While it would be irresponsible to place the blame on the Isla Vista tragedy on men’s rights activities, it would be equally irresponsible not to look at some of the arguments that are being made by them: men can’t be blamed for rape; women receive preferential treatment in the workplace; society is crumbling in recent decades because of women’s additional rights. Similar arguments are often made about racial equality in America, but that’s neither here nor there.

One point that often occurs during tragedies is the speculation about an agenda or conspiracy to take guns away from lawful gun owners.
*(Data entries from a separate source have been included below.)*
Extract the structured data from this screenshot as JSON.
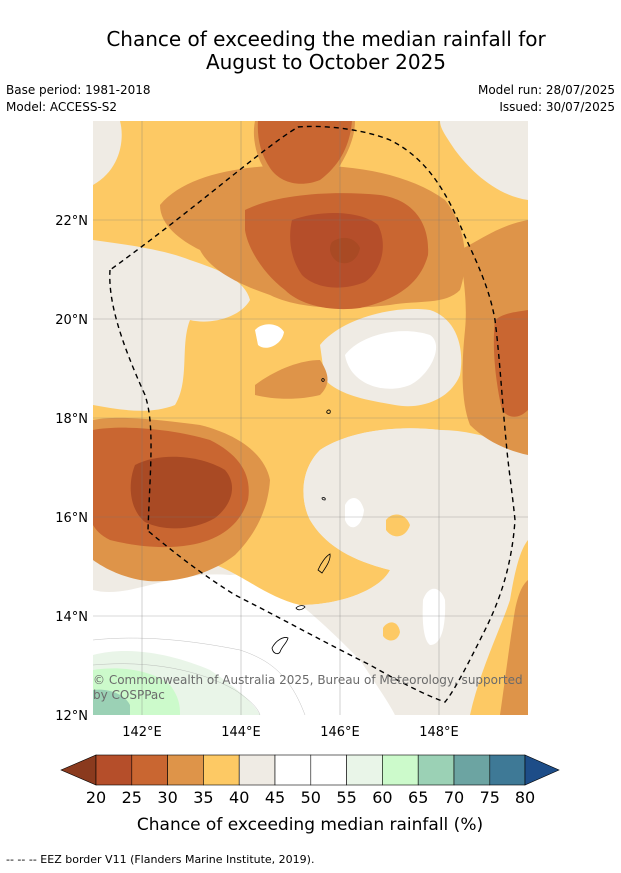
{
  "title": {
    "line1": "Chance of exceeding the median rainfall for",
    "line2": "August to October 2025"
  },
  "meta": {
    "base_period": "Base period: 1981-2018",
    "model": "Model: ACCESS-S2",
    "model_run": "Model run: 28/07/2025",
    "issued": "Issued: 30/07/2025"
  },
  "map": {
    "lat_labels": [
      "22°N",
      "20°N",
      "18°N",
      "16°N",
      "14°N",
      "12°N"
    ],
    "lon_labels": [
      "142°E",
      "144°E",
      "146°E",
      "148°E"
    ],
    "copyright": {
      "line1": "© Commonwealth of Australia 2025, Bureau of Meteorology, supported",
      "line2": "by COSPPac"
    },
    "colors": {
      "c20": "#a94a24",
      "c25": "#b54e2a",
      "c30": "#c96631",
      "c35": "#de9449",
      "c40": "#fdc964",
      "c45": "#efebe4",
      "c50": "#ffffff",
      "c55": "#ffffff",
      "c60": "#e9f5e8",
      "c65": "#ccfacb",
      "c70": "#9bd1b5",
      "c75": "#6ca4a2",
      "c80": "#3e7996",
      "over80": "#1d4d88"
    }
  },
  "colorbar": {
    "ticks": [
      "20",
      "25",
      "30",
      "35",
      "40",
      "45",
      "50",
      "55",
      "60",
      "65",
      "70",
      "75",
      "80"
    ],
    "label": "Chance of exceeding median rainfall (%)"
  },
  "footer": {
    "eez_note": "--  --  -- EEZ border V11 (Flanders Marine Institute, 2019)."
  }
}
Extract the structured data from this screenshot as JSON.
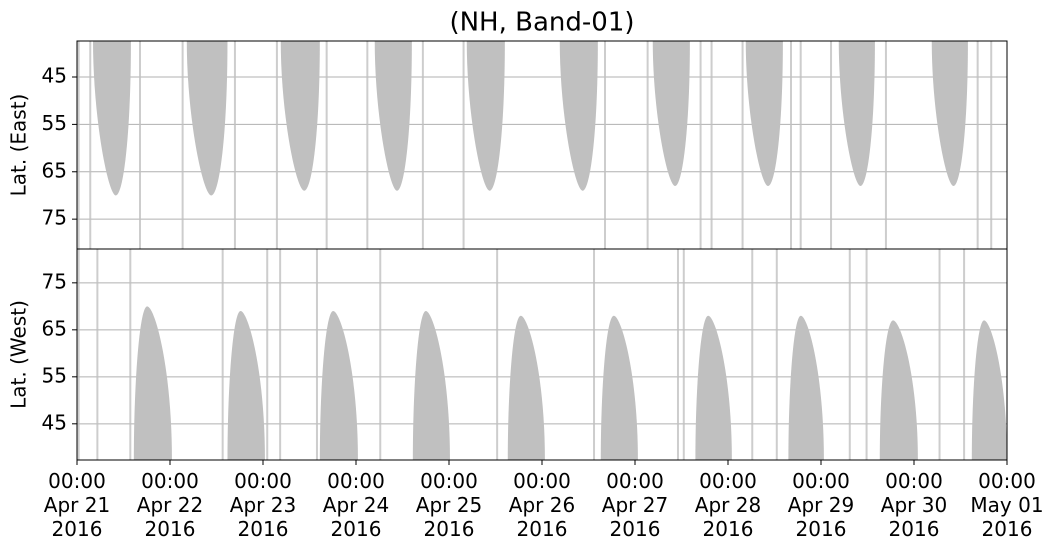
{
  "chart_data": {
    "type": "coverage",
    "title": "(NH, Band-01)",
    "fill_color": "#c0c0c0",
    "grid": true,
    "xlim": [
      "2016-04-21T00:00",
      "2016-05-01T00:00"
    ],
    "xticks": [
      {
        "value": "2016-04-21T00:00",
        "label": "00:00\nApr 21\n2016"
      },
      {
        "value": "2016-04-22T00:00",
        "label": "00:00\nApr 22\n2016"
      },
      {
        "value": "2016-04-23T00:00",
        "label": "00:00\nApr 23\n2016"
      },
      {
        "value": "2016-04-24T00:00",
        "label": "00:00\nApr 24\n2016"
      },
      {
        "value": "2016-04-25T00:00",
        "label": "00:00\nApr 25\n2016"
      },
      {
        "value": "2016-04-26T00:00",
        "label": "00:00\nApr 26\n2016"
      },
      {
        "value": "2016-04-27T00:00",
        "label": "00:00\nApr 27\n2016"
      },
      {
        "value": "2016-04-28T00:00",
        "label": "00:00\nApr 28\n2016"
      },
      {
        "value": "2016-04-29T00:00",
        "label": "00:00\nApr 29\n2016"
      },
      {
        "value": "2016-04-30T00:00",
        "label": "00:00\nApr 30\n2016"
      },
      {
        "value": "2016-05-01T00:00",
        "label": "00:00\nMay 01\n2016"
      }
    ],
    "panels": [
      {
        "ylabel": "Lat. (East)",
        "direction": "down",
        "ylim": [
          81.3,
          37.4
        ],
        "yticks": [
          45,
          55,
          65,
          75
        ],
        "starts": [
          "2016-04-21T04:08",
          "2016-04-22T04:20",
          "2016-04-23T04:35",
          "2016-04-24T04:50",
          "2016-04-25T04:35",
          "2016-04-26T04:35",
          "2016-04-27T04:35",
          "2016-04-28T04:35",
          "2016-04-29T04:35",
          "2016-04-30T04:35"
        ],
        "ends": [
          "2016-04-21T13:55",
          "2016-04-22T14:50",
          "2016-04-23T14:40",
          "2016-04-24T14:25",
          "2016-04-25T14:25",
          "2016-04-26T14:25",
          "2016-04-27T14:10",
          "2016-04-28T14:10",
          "2016-04-29T13:55",
          "2016-04-30T13:55"
        ],
        "values": [
          70,
          70,
          69,
          69,
          69,
          69,
          68,
          68,
          68,
          68
        ],
        "stripes": [
          "2016-04-21T00:10",
          "2016-04-21T03:10",
          "2016-04-21T16:00",
          "2016-04-22T03:00",
          "2016-04-22T16:30",
          "2016-04-23T03:20",
          "2016-04-23T16:10",
          "2016-04-24T02:40",
          "2016-04-24T17:00",
          "2016-04-25T03:30",
          "2016-04-26T16:00",
          "2016-04-27T03:00",
          "2016-04-27T16:40",
          "2016-04-27T19:30",
          "2016-04-28T03:30",
          "2016-04-28T16:00",
          "2016-04-28T18:30",
          "2016-04-29T02:20",
          "2016-04-29T16:30",
          "2016-04-30T16:10",
          "2016-04-30T19:40"
        ]
      },
      {
        "ylabel": "Lat. (West)",
        "direction": "up",
        "ylim": [
          37.3,
          82.2
        ],
        "yticks": [
          45,
          55,
          65,
          75
        ],
        "starts": [
          "2016-04-21T14:40",
          "2016-04-22T14:50",
          "2016-04-23T14:40",
          "2016-04-24T14:40",
          "2016-04-25T15:10",
          "2016-04-26T15:10",
          "2016-04-27T15:35",
          "2016-04-28T15:35",
          "2016-04-29T15:10",
          "2016-04-30T14:55"
        ],
        "ends": [
          "2016-04-22T00:30",
          "2016-04-23T00:30",
          "2016-04-24T00:30",
          "2016-04-25T00:15",
          "2016-04-26T00:45",
          "2016-04-27T00:45",
          "2016-04-28T01:00",
          "2016-04-29T00:45",
          "2016-04-30T01:00",
          "2016-05-01T00:00"
        ],
        "values": [
          70,
          69,
          69,
          69,
          68,
          68,
          68,
          68,
          67,
          67
        ],
        "stripes": [
          "2016-04-21T00:10",
          "2016-04-21T05:00",
          "2016-04-21T13:30",
          "2016-04-22T13:20",
          "2016-04-23T00:50",
          "2016-04-23T04:10",
          "2016-04-23T13:40",
          "2016-04-24T06:00",
          "2016-04-25T12:10",
          "2016-04-26T13:10",
          "2016-04-27T10:50",
          "2016-04-27T12:20",
          "2016-04-28T06:00",
          "2016-04-28T12:20",
          "2016-04-29T07:10",
          "2016-04-29T11:30",
          "2016-04-30T06:20",
          "2016-04-30T12:40"
        ]
      }
    ]
  }
}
There are those who see an event like Friday’s and call for all guns to be abolished; there are others who fear that people in power are using mass shooting events as a reason to stock up on weaponry. For one, while the United States Constitution was written at a time when the need for guns for safety was much greater then than today, there is no politician that is going to make a call to repeal or further amend the second amendment. Two, the mental health discussion should not immediately invoke a discussion about guns. If anything, the lack of action after the deaths of elementary children should show where most of the country lands on that issue. Instead, the discussion about gun laws and safety should include better background checks and increased scrutiny for those who wish to purchase firearms as a preventative measure, with possible renewals for licensing over time in the event an individual’s mental facilities decrease over time. There should also be a greater emphasis on better training for weapon carriers, increased education on how best to defend oneself and one’s property with a gun, and better awareness about the gun laws in each individual state, so that people are aware of their rights on the federal and state level.

The mental health discussion should be about how to provide better funding for agencies to provide for the mentally ill, better education for law enforcement on how to recognize mentally unstable people, and a culture change that allows for the discussion to take place without fear of retribution or off-hand dismissal. Our country needs to follow in Kennedy’s words and make sure that people who display mental illness get the attention they need.  Services based on bettering the community are the first to experience a cut in government funding in economic downturns. Short term, this may seem to save our government money, but in the long run will continue to affect other parts of the community and the people in it, thus requiring an increase in other services and increase in funds, which are often not provided.

To do nothing is complete political and societal neglect. We have a problem with providing care in this country for those who need it, and it is long past time to have more than just a discussion about what we should do to prevent future tragedies from happening.